Innowatts CEO Sid Sachdeva believes that if utility companies had not leveraged machine learning models, demand forecasts in mid-March would have seen variances of 10-20%, significantly impacting operations.

“During these turbulent times, AI-based load forecasting gives energy providers the ability to … develop informed, data-driven strategies for future success,” Sachdeva told VentureBeat. “With utilities and energy retailers seeing a once-in-a-lifetime 30%-plus drop in commercial energy consumption, accurate forecasting has never been more important. Without AI tools, utilities would see their forecasts swing wildly, leading to inaccuracies of 20% or more, placing an enormous strain on their operations and ultimately driving up costs for businesses and consumers.”

Autogrid
Autogrid works with over 50 customers in 10 countries — including Energy Australia, Florida Power & Light, and Southern California Edison — to deliver AI-informed power usage insights. Its platform makes 10 million predictions every 10 minutes and optimizes over 50 megawatts of power, which is enough to supply the average suburb.

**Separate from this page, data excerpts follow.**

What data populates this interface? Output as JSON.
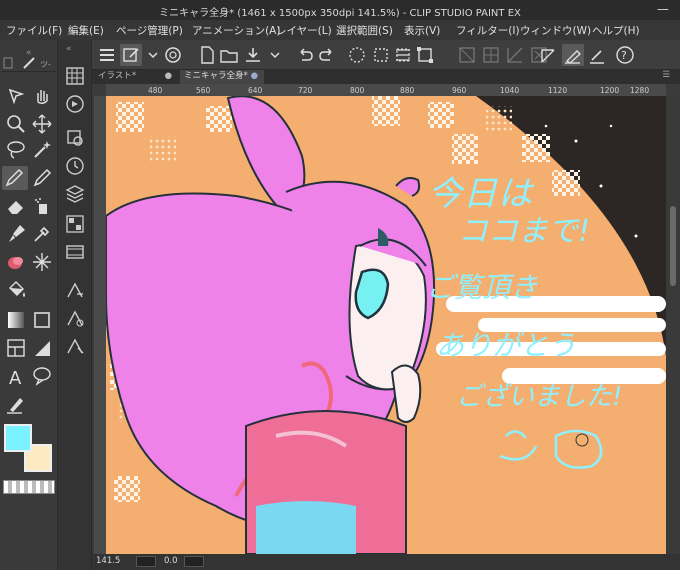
{
  "window": {
    "title": "ミニキャラ全身* (1461 x 1500px 350dpi 141.5%) - CLIP STUDIO PAINT EX",
    "minimize": "—",
    "maximize": "☐"
  },
  "menu": [
    "ファイル(F)",
    "編集(E)",
    "ページ管理(P)",
    "アニメーション(A)",
    "レイヤー(L)",
    "選択範囲(S)",
    "表示(V)",
    "フィルター(I)",
    "ウィンドウ(W)",
    "ヘルプ(H)"
  ],
  "tabs": [
    {
      "label": "イラスト*",
      "active": false
    },
    {
      "label": "ミニキャラ全身*",
      "active": true
    }
  ],
  "ruler_labels": [
    "480",
    "560",
    "640",
    "720",
    "800",
    "880",
    "960",
    "1040",
    "1120",
    "1200",
    "1280"
  ],
  "status": {
    "zoom": "141.5",
    "angle": "0.0"
  },
  "colors": {
    "main": "#7af2ff",
    "sub": "#fde9c2",
    "accent": "#f4ae6f"
  },
  "panel_headers": {
    "left_short": "-",
    "left_tab": "ツ-"
  },
  "canvas_text": {
    "line1": "今日は",
    "line2": "ココまで!",
    "line3": "ご覧頂き",
    "line4": "ありがとう",
    "line5": "ございました!"
  }
}
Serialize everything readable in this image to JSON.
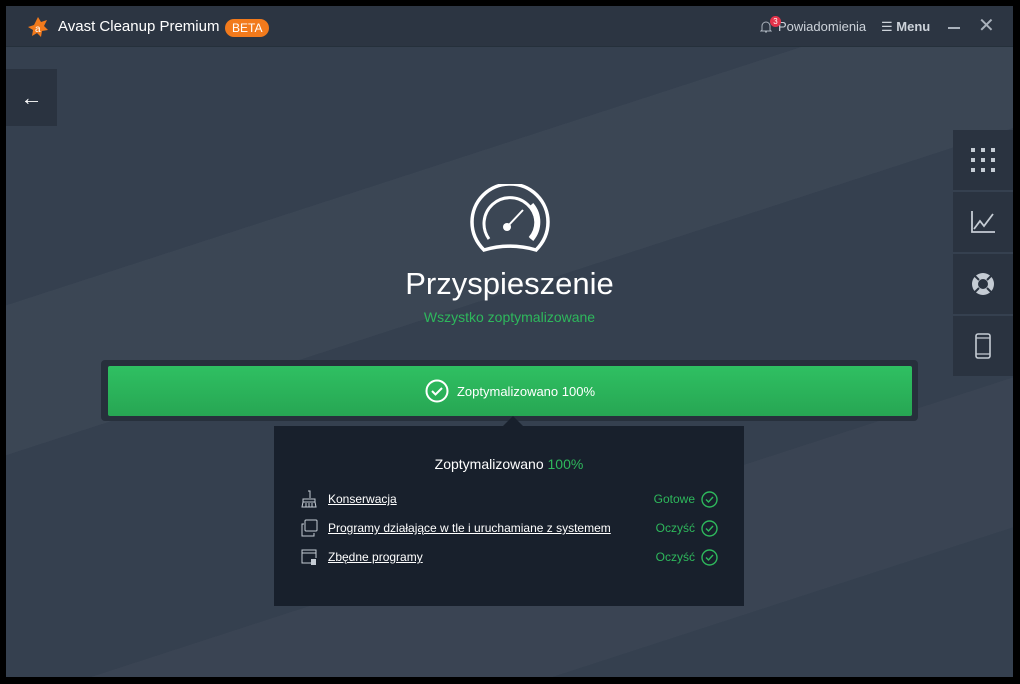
{
  "app": {
    "title": "Avast Cleanup Premium",
    "badge": "BETA"
  },
  "header": {
    "notifications_label": "Powiadomienia",
    "notifications_count": "3",
    "menu_label": "Menu"
  },
  "main": {
    "title": "Przyspieszenie",
    "subtitle": "Wszystko zoptymalizowane",
    "progress_label": "Zoptymalizowano 100%",
    "progress_value": 100
  },
  "panel": {
    "title_prefix": "Zoptymalizowano",
    "title_value": "100%",
    "items": [
      {
        "label": "Konserwacja",
        "status": "Gotowe"
      },
      {
        "label": "Programy działające w tle i uruchamiane z systemem",
        "status": "Oczyść"
      },
      {
        "label": "Zbędne programy",
        "status": "Oczyść"
      }
    ]
  },
  "colors": {
    "accent": "#2eb85c",
    "brand": "#f27a1c"
  }
}
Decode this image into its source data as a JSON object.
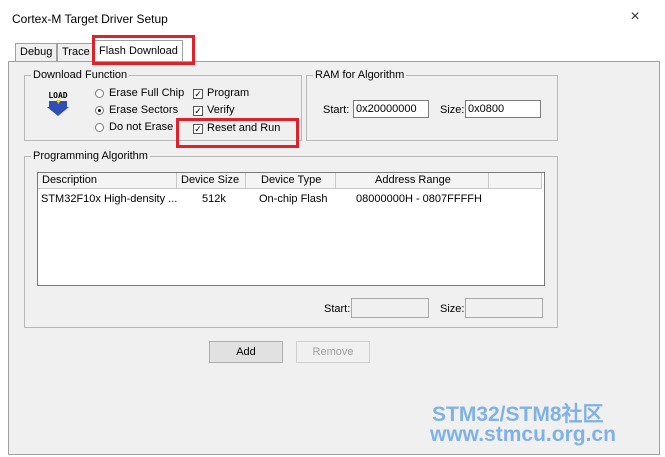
{
  "window": {
    "title": "Cortex-M Target Driver Setup",
    "close_glyph": "×"
  },
  "tabs": [
    {
      "label": "Debug"
    },
    {
      "label": "Trace"
    },
    {
      "label": "Flash Download"
    }
  ],
  "download_function": {
    "label": "Download Function",
    "icon_text": "LOAD",
    "erase_options": [
      {
        "label": "Erase Full Chip",
        "selected": false
      },
      {
        "label": "Erase Sectors",
        "selected": true
      },
      {
        "label": "Do not Erase",
        "selected": false
      }
    ],
    "checks": [
      {
        "label": "Program",
        "checked": true
      },
      {
        "label": "Verify",
        "checked": true
      },
      {
        "label": "Reset and Run",
        "checked": true
      }
    ]
  },
  "ram_for_algorithm": {
    "label": "RAM for Algorithm",
    "start_label": "Start:",
    "start_value": "0x20000000",
    "size_label": "Size:",
    "size_value": "0x0800"
  },
  "programming_algorithm": {
    "label": "Programming Algorithm",
    "columns": [
      "Description",
      "Device Size",
      "Device Type",
      "Address Range"
    ],
    "rows": [
      [
        "STM32F10x High-density ...",
        "512k",
        "On-chip Flash",
        "08000000H - 0807FFFFH"
      ]
    ],
    "start_label": "Start:",
    "start_value": "",
    "size_label": "Size:",
    "size_value": ""
  },
  "buttons": {
    "add": "Add",
    "remove": "Remove"
  },
  "watermark": {
    "line1": "STM32/STM8社区",
    "line2": "www.stmcu.org.cn"
  },
  "colors": {
    "highlight": "#e0202a",
    "watermark": "#7fb2e5"
  }
}
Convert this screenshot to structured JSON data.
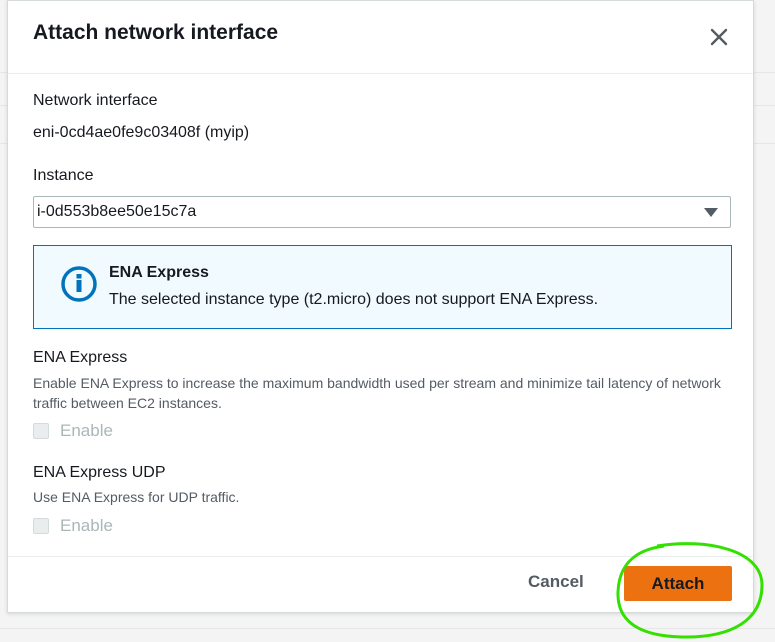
{
  "modal": {
    "title": "Attach network interface"
  },
  "network_interface": {
    "label": "Network interface",
    "value": "eni-0cd4ae0fe9c03408f (myip)"
  },
  "instance": {
    "label": "Instance",
    "selected": "i-0d553b8ee50e15c7a"
  },
  "alert": {
    "title": "ENA Express",
    "text": "The selected instance type (t2.micro) does not support ENA Express."
  },
  "ena_express": {
    "label": "ENA Express",
    "description": "Enable ENA Express to increase the maximum bandwidth used per stream and minimize tail latency of network traffic between EC2 instances.",
    "checkbox_label": "Enable"
  },
  "ena_express_udp": {
    "label": "ENA Express UDP",
    "description": "Use ENA Express for UDP traffic.",
    "checkbox_label": "Enable"
  },
  "footer": {
    "cancel_label": "Cancel",
    "attach_label": "Attach"
  },
  "colors": {
    "primary_button": "#ec7211",
    "info_border": "#0073bb",
    "info_background": "#f1faff",
    "annotation_circle": "#33e000"
  },
  "icons": [
    "close-icon",
    "info-icon",
    "dropdown-caret-icon"
  ]
}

Flex, the company’s flagship product, predicts and controls tens of thousands of energy resources from millions of customers by ingesting, storing, and managing petabytes of data from trillions of endpoints. Using a combination of data science, machine learning, and network optimization algorithms, Flex models both physics and customer behavior, automatically anticipating and adjusting for supply and demand patterns through virtual power plants that coordinate distributed assets.

Autogrid also offers a fully managed solution for integrating and utilizing end-customer installations of grid batteries and microgrids. Like Flex, it automatically aggregates, forecasts, and optimizes capacity from assets at sub-stations and transformers, reacting to distribution management needs while providing capacity to avoid capital investments in system upgrades.

Autogrid CEO Dr. Amit Narayan told VentureBeat that the COVID-19 crisis has heavily shifted daily power distribution in California, where it’s having a “significant” downward impact on hourly prices in the energy market. He says that Autogrid has also heard from customers about transformer failures in some regions due to overloaded circuits, which he expects will become a problem in heavily residential and saturated load areas during the summer months (as utilities prepare for blackouts across the U.S. when air conditioning usage goes up).

“In California, [as you’ll recall], more than a million residents faced wildfire prevention-related outages in PG&E territory in 2019,” Narayan said, referring to the controversial planned outages orchestrated by Pacific Gas & Electric last summer. “The demand continues to be high in 2020 in spite of the COVID-19 crisis, as residents prepare to keep the lights on and brace for a similar situation this summer. If a 2019 repeat happens again, it will be even more devastating, given the health crisis and difficulty in buying groceries.”

AI making a difference
AI and machine learning isn’t a silver bullet for the power grid — even with predictive tools at their disposal, utilities are beholden to a tumultuous demand curve and to mounting climate risks across the grid. But providers say they see evidence the tools are already helping to prevent the worst of the pandemic’s effects — chiefly by enabling them to better adjust to shifted daily and weekly power load profiles.

“The societal impact [of the pandemic] will continue to be felt — people may continue working remotely instead of going into the office, they may alter their commute times to avoid rush hour crowds, or may look to alternative modes of transportation,” Schneider Electric chief innovation officer Emmanuel Lagarrigue told VentureBeat. “All of this will impact the daily load curve, and that is where AI and automation can help us with maintenance, performance, and diagnostics within our homes, buildings, and in the grid.”